Conservationists have at times moved nests many miles from their original location in hopes of higher hatch rates. At other times, they have kept hatchlings in captivity for short periods of time so that they can grow to a size that minimizes their risks of being eaten by a predator.
But what these biologists haven't considered is how these well-intended actions may disrupt important audible communication cues, as the recent findings on the surprising behavioral complexity of the giant South American river turtle may suggest. Perhaps with this species, environmental factors necessitate parental guidance.
Thousands of miles long and in places miles across, the Amazon is a massive river on a scale that is hard to grasp. Imagine being a hatchling turtle weighing just a few ounces and confronting that enormous expanse alone.
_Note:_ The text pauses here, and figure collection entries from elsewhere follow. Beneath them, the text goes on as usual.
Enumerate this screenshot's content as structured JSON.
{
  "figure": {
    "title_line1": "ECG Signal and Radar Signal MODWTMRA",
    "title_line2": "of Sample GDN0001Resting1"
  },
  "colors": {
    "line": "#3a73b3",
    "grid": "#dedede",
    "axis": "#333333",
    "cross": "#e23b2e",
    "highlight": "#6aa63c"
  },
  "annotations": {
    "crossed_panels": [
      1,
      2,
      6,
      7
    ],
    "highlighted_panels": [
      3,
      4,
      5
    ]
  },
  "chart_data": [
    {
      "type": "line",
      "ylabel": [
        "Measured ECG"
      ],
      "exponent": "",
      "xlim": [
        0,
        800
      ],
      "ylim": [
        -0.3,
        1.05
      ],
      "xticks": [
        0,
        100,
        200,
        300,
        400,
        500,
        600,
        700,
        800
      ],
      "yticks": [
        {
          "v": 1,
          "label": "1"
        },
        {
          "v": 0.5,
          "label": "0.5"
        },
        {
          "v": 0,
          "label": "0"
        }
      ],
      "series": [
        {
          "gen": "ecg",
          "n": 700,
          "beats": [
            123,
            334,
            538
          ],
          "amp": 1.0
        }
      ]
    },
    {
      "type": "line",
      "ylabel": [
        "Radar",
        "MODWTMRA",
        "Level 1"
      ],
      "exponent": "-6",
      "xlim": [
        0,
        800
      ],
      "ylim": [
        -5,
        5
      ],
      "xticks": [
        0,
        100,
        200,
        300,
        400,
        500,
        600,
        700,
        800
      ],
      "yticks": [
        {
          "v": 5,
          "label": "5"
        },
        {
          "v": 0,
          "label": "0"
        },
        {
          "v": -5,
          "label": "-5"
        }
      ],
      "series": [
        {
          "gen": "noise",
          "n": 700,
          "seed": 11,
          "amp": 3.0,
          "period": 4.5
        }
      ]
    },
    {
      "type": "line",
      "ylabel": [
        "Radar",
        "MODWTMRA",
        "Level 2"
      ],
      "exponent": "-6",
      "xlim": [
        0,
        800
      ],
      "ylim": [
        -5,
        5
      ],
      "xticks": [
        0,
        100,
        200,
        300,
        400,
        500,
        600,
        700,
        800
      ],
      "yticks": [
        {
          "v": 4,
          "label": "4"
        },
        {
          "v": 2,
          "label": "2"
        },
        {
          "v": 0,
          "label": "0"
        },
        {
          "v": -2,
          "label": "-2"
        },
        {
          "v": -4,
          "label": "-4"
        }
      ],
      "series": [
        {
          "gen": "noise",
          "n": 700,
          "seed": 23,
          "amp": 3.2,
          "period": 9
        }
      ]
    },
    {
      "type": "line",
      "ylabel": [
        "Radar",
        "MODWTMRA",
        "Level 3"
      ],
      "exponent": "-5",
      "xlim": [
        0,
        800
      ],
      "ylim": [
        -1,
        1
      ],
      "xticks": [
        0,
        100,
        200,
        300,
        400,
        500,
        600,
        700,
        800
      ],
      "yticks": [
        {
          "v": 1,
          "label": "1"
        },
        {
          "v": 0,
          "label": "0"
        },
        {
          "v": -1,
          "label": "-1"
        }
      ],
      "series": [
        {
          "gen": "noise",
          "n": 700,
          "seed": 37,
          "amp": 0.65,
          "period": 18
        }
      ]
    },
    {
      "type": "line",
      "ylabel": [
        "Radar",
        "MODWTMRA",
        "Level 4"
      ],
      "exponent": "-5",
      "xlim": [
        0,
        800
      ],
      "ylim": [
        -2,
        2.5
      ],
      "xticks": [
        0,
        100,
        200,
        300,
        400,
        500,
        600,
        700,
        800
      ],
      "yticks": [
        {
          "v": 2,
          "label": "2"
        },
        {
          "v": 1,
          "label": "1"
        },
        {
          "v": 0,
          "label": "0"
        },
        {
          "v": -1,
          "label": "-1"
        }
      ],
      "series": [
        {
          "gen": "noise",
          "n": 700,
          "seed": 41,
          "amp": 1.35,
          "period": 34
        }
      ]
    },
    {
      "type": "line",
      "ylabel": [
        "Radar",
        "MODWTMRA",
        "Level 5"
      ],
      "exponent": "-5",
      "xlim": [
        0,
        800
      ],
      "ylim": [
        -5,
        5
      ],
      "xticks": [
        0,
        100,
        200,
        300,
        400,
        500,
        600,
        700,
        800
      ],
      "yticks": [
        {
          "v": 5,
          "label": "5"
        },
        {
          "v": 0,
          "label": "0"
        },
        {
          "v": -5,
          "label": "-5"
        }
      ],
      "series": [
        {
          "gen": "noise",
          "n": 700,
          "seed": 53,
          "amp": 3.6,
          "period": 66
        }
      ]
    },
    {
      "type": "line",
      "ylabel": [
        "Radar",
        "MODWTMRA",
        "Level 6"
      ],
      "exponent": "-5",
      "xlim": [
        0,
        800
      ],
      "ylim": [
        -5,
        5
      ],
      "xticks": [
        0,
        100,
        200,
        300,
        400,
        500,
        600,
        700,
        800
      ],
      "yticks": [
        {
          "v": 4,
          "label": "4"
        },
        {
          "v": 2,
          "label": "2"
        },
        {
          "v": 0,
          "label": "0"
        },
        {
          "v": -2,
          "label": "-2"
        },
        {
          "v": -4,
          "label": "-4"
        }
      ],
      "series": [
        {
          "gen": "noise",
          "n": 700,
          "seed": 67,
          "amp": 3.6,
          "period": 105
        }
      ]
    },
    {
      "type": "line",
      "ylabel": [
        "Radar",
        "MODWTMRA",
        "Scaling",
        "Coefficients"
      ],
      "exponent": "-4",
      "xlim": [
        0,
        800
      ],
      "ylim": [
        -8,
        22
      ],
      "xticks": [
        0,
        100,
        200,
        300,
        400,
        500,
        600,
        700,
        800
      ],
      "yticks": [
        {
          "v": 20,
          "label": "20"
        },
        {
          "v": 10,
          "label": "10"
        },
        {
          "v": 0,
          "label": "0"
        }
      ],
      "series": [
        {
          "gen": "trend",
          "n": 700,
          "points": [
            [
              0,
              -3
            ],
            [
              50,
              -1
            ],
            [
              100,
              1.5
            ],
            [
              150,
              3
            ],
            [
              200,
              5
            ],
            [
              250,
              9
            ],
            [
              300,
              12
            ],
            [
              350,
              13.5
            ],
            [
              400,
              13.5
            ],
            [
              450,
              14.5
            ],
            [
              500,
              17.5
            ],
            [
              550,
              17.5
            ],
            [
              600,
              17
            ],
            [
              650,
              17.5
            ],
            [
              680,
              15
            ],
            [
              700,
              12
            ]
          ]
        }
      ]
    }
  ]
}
If the research done by Ferrara and Vogt holds true, it appears that mother turtles are actually waiting for the eggs to hatch before guiding the tiny hatchlings into rich foraging areas. This unprecedented discovery may greatly shape turtle conservation around the globe.
Saving social turtles
In 2011, WCS worked with the Turtle Survival Coalition to document the 25 most endangered turtle species on Earth. Many of my current conservation activities occur in Asia, where large river turtle populations have been decimated — in some cases down to just a handful of adult animals remaining in the wild. My colleagues and I have relied heavily on head-starting — incubating eggs and hatching turtles in captivity before their release into the wild — to boost populations and prevent individual species from going extinct.
What we have not been doing is investigating the importance of social behavior in the survivorship of the head-started turtles once they are released back into the wild. [Shell Shock: 25 Turtle Species in Terrible Trouble ]
We always assumed we were truly giving turtles a "head-start" in their effort to survive because predation appeared to be the greatest challenge to their conservation. But what if by head-starting the turtles, we have been preventing them from learning important migratory behaviors from the adult population?
How can we rectify this? Do we need to play underwater recordings of adults during the time the turtles are being raised? Do we need to train the turtles to follow recordings to important foraging areas?
Through the use of a hydrophone listening instrument, I hope to begin unraveling this latest mystery in my next research project. Only time will tell what precisely is taking place. But one thing we know already: our understanding of how turtles survive in their respective environments, and how hatchlings may benefit from parental care, may never be the same again.